In their haste to condemn the negative, unemployment-inducing effects of minimum wage laws, some free-marketeers are giving these forced pay hikes undue credit for spurring technological innovation.
Witness the reaction to McDonald's CEO Steve Easterbrook's recent comments that the fast food giant would be rolling out self-serve kiosks in 1,000 stores each quarter, with the hopes of having them in all their American locations by the end of 2020. Several websites were quick to pounce on this as another example of minimum wage increases displacing the workers they are supposed to help.
"McDonald's introducing self-serve kiosks that don't need minimum wage," says the headline at Fast Company. "Workers complaining because McDonald's would not raise their wages might want to start looking for other jobs sooner rather than later," cautions Hank Berrien over at the Daily Wire.
"The Fight for $15 [campaign] has been proclaimed a success everywhere it brought about an increase in the minimum wage but, as almost anyone could have predicted, the end result is going to be more automation and, probably, fewer jobs," writes Hot Air's John Sexton, himself a former McDonald's employee.
The minimum wage does indeed fuel unemployment, and these commenters' hearts are in the right place for lampooning the policy. But fingering these kiosks as an example of the minimum wage's ill effects gives the regulation undue credit for an otherwise positive development while ignoring the real costs of the policy.
For starters, McDonald's has stressed time and again that its adoption of these kiosks is less about avoiding the costs of human workers and more about capturing the benefits that come with the new technology. As company spokesperson Terri Hickey told Buzzfeed yesterday, customers appear to be more likely to place larger orders when interacting with one of these kiosks.

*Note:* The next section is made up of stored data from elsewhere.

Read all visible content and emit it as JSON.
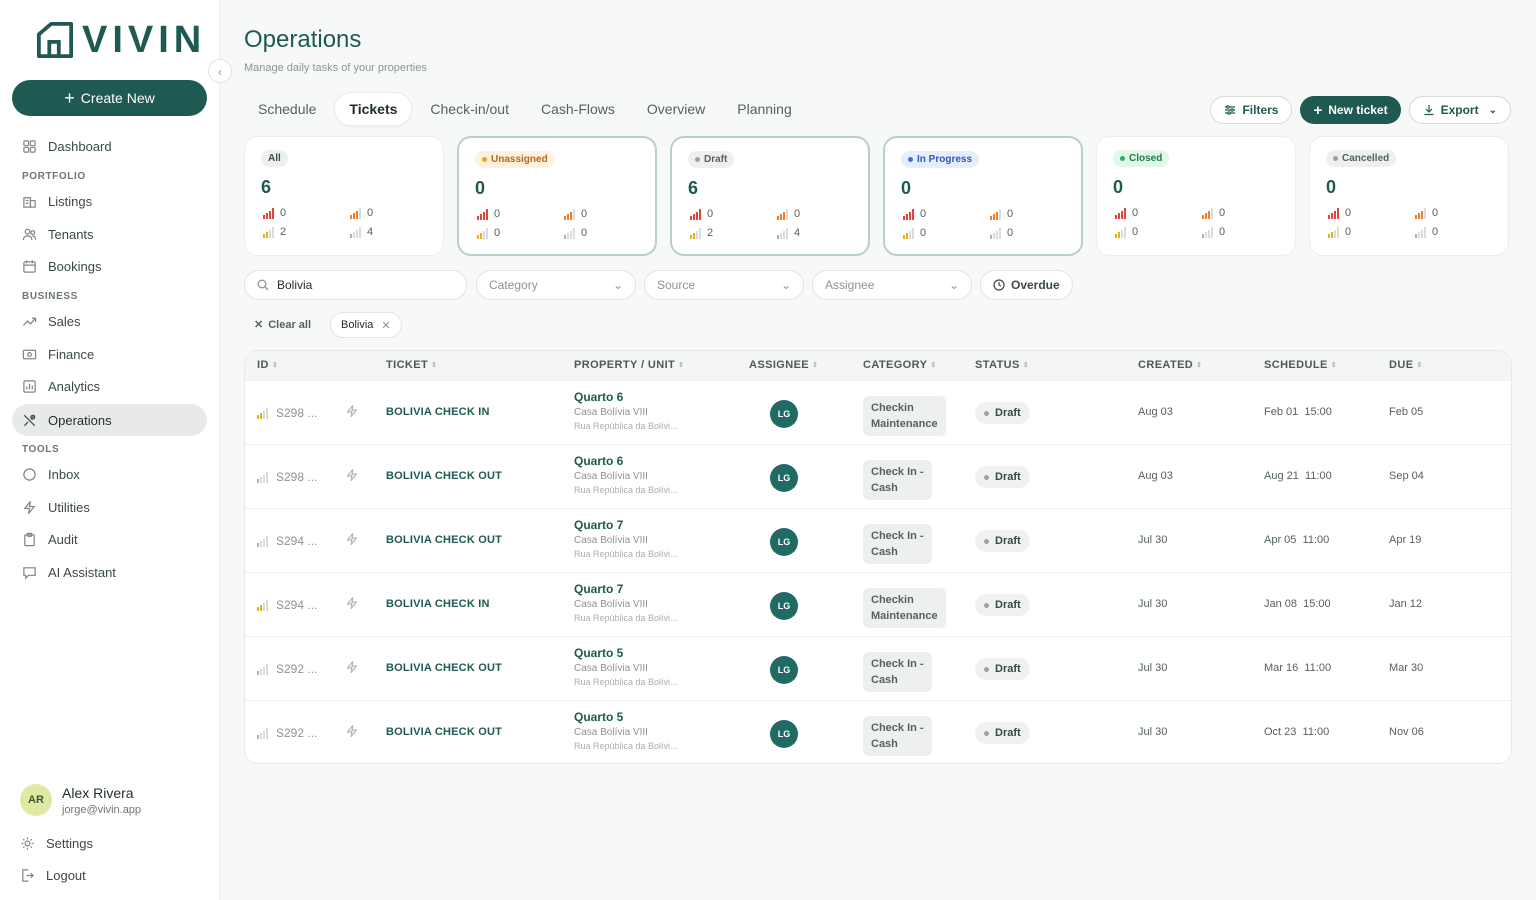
{
  "brand": {
    "name": "VIVIN",
    "accent": "#1f5a52"
  },
  "sidebar": {
    "create_label": "Create New",
    "sections": {
      "portfolio": "PORTFOLIO",
      "business": "BUSINESS",
      "tools": "TOOLS"
    },
    "items": [
      {
        "label": "Dashboard",
        "icon": "grid-icon"
      },
      {
        "label": "Listings",
        "icon": "building-icon"
      },
      {
        "label": "Tenants",
        "icon": "users-icon"
      },
      {
        "label": "Bookings",
        "icon": "calendar-icon"
      },
      {
        "label": "Sales",
        "icon": "trend-icon"
      },
      {
        "label": "Finance",
        "icon": "money-icon"
      },
      {
        "label": "Analytics",
        "icon": "chart-icon"
      },
      {
        "label": "Operations",
        "icon": "tools-icon",
        "active": true
      },
      {
        "label": "Inbox",
        "icon": "chat-icon"
      },
      {
        "label": "Utilities",
        "icon": "bolt-icon"
      },
      {
        "label": "Audit",
        "icon": "clipboard-icon"
      },
      {
        "label": "AI Assistant",
        "icon": "ai-chat-icon"
      }
    ],
    "user": {
      "initials": "AR",
      "name": "Alex Rivera",
      "email": "jorge@vivin.app"
    },
    "settings_label": "Settings",
    "logout_label": "Logout"
  },
  "header": {
    "title": "Operations",
    "subtitle": "Manage daily tasks of your properties",
    "tabs": [
      "Schedule",
      "Tickets",
      "Check-in/out",
      "Cash-Flows",
      "Overview",
      "Planning"
    ],
    "active_tab": "Tickets",
    "filters_label": "Filters",
    "new_ticket_label": "New ticket",
    "export_label": "Export"
  },
  "cards": [
    {
      "label": "All",
      "count": "6",
      "urgent": "0",
      "high": "0",
      "medium": "2",
      "low": "4",
      "dot": ""
    },
    {
      "label": "Unassigned",
      "count": "0",
      "urgent": "0",
      "high": "0",
      "medium": "0",
      "low": "0",
      "dot": "#f0a20a",
      "color": "#b9651a",
      "bg": "#fdf1df"
    },
    {
      "label": "Draft",
      "count": "6",
      "urgent": "0",
      "high": "0",
      "medium": "2",
      "low": "4",
      "dot": "#9aa3a1",
      "color": "#55625f",
      "bg": "#eef0f0"
    },
    {
      "label": "In Progress",
      "count": "0",
      "urgent": "0",
      "high": "0",
      "medium": "0",
      "low": "0",
      "dot": "#3b6fe0",
      "color": "#2f56b8",
      "bg": "#e6eefc"
    },
    {
      "label": "Closed",
      "count": "0",
      "urgent": "0",
      "high": "0",
      "medium": "0",
      "low": "0",
      "dot": "#22b45e",
      "color": "#1b7e45",
      "bg": "#e3f6ea"
    },
    {
      "label": "Cancelled",
      "count": "0",
      "urgent": "0",
      "high": "0",
      "medium": "0",
      "low": "0",
      "dot": "#9aa3a1",
      "color": "#55625f",
      "bg": "#eef0f0"
    }
  ],
  "filters": {
    "search_value": "Bolivia",
    "category_placeholder": "Category",
    "source_placeholder": "Source",
    "assignee_placeholder": "Assignee",
    "overdue_label": "Overdue",
    "clear_all_label": "Clear all",
    "active_chip": "Bolivia"
  },
  "table": {
    "columns": [
      "ID",
      "TICKET",
      "PROPERTY / UNIT",
      "ASSIGNEE",
      "CATEGORY",
      "STATUS",
      "CREATED",
      "SCHEDULE",
      "DUE"
    ],
    "rows": [
      {
        "priority": "med",
        "id": "S298 ...",
        "ticket": "BOLIVIA CHECK IN",
        "unit": "Quarto 6",
        "listing": "Casa Bolívia VIII",
        "address": "Rua República da Bolívi...",
        "assignee": "LG",
        "category_line1": "Checkin",
        "category_line2": "Maintenance",
        "status": "Draft",
        "created": "Aug 03",
        "schedule": "Feb 01  15:00",
        "due": "Feb 05"
      },
      {
        "priority": "low",
        "id": "S298 ...",
        "ticket": "BOLIVIA CHECK OUT",
        "unit": "Quarto 6",
        "listing": "Casa Bolívia VIII",
        "address": "Rua República da Bolívi...",
        "assignee": "LG",
        "category_line1": "Check In -",
        "category_line2": "Cash",
        "status": "Draft",
        "created": "Aug 03",
        "schedule": "Aug 21  11:00",
        "due": "Sep 04"
      },
      {
        "priority": "low",
        "id": "S294 ...",
        "ticket": "BOLIVIA CHECK OUT",
        "unit": "Quarto 7",
        "listing": "Casa Bolívia VIII",
        "address": "Rua República da Bolívi...",
        "assignee": "LG",
        "category_line1": "Check In -",
        "category_line2": "Cash",
        "status": "Draft",
        "created": "Jul 30",
        "schedule": "Apr 05  11:00",
        "due": "Apr 19"
      },
      {
        "priority": "med",
        "id": "S294 ...",
        "ticket": "BOLIVIA CHECK IN",
        "unit": "Quarto 7",
        "listing": "Casa Bolívia VIII",
        "address": "Rua República da Bolívi...",
        "assignee": "LG",
        "category_line1": "Checkin",
        "category_line2": "Maintenance",
        "status": "Draft",
        "created": "Jul 30",
        "schedule": "Jan 08  15:00",
        "due": "Jan 12"
      },
      {
        "priority": "low",
        "id": "S292 ...",
        "ticket": "BOLIVIA CHECK OUT",
        "unit": "Quarto 5",
        "listing": "Casa Bolívia VIII",
        "address": "Rua República da Bolívi...",
        "assignee": "LG",
        "category_line1": "Check In -",
        "category_line2": "Cash",
        "status": "Draft",
        "created": "Jul 30",
        "schedule": "Mar 16  11:00",
        "due": "Mar 30"
      },
      {
        "priority": "low",
        "id": "S292 ...",
        "ticket": "BOLIVIA CHECK OUT",
        "unit": "Quarto 5",
        "listing": "Casa Bolívia VIII",
        "address": "Rua República da Bolívi...",
        "assignee": "LG",
        "category_line1": "Check In -",
        "category_line2": "Cash",
        "status": "Draft",
        "created": "Jul 30",
        "schedule": "Oct 23  11:00",
        "due": "Nov 06"
      }
    ]
  }
}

Hickey adds that the "restaurants are transitioning some roles to more customer engaging positions like Guest Experience Leaders and table service." James Wehner, the chain's director of global digital experience, said much the same thing to the trade publication Kiosk Marketplace last year, arguing that self-service kiosks were either having no effect on staff levels or in some cases increasing them because of the boost the machines were giving sales.
That is, of course, the sort of thing you'd expect them to say. After all, replacing workers with machines is bad PR. But marketing material from kiosk manufacturers also suggests that the main draw of these devices is not savings on labor costs.
When the kiosk maker Zivelo touts the advantages of its products, for example, it cites more accurate order-taking, easier upselling, faster ordering, and enabling companies to "redeploy the workforce to more strategic customer retention and dining room management initiatives." Notably missing is any mention of reduced labor costs.
If you're trying to discern the negative consequences of the minimum wage, you should focus less on flashy new machines and more on mundane responses, like job losses, hours cuts, and higher prices.
Seattle, one of the nation's early adopters of a $15 minimum wage, is a great example. In June 2017, the University of Washington found that the city's wage law had actually cost low-income workers $125 by reducing the number of jobs and workable hours available.
At the time I asked Mars Maynard, general manager for the Seattle bookstore Ada's Technical Books, how his business was responding. "We have changed our store hours a little bit, we have changed our staffing hours, we've reduced staffing hours, and we have raised prices," said Maynard. Automation did not come up.
When Minneapolis was preparing to raise its minimum wage a couple weeks later, Steve Minn—the owner of several affordable housing complexes in the city—told me he'd likely compensate for the new costs by reducing the frequency of janitorial service, not by buying more Roombas.
Minimum wage laws do a lot of bad things, but those new kiosks at McDonald's are not among them.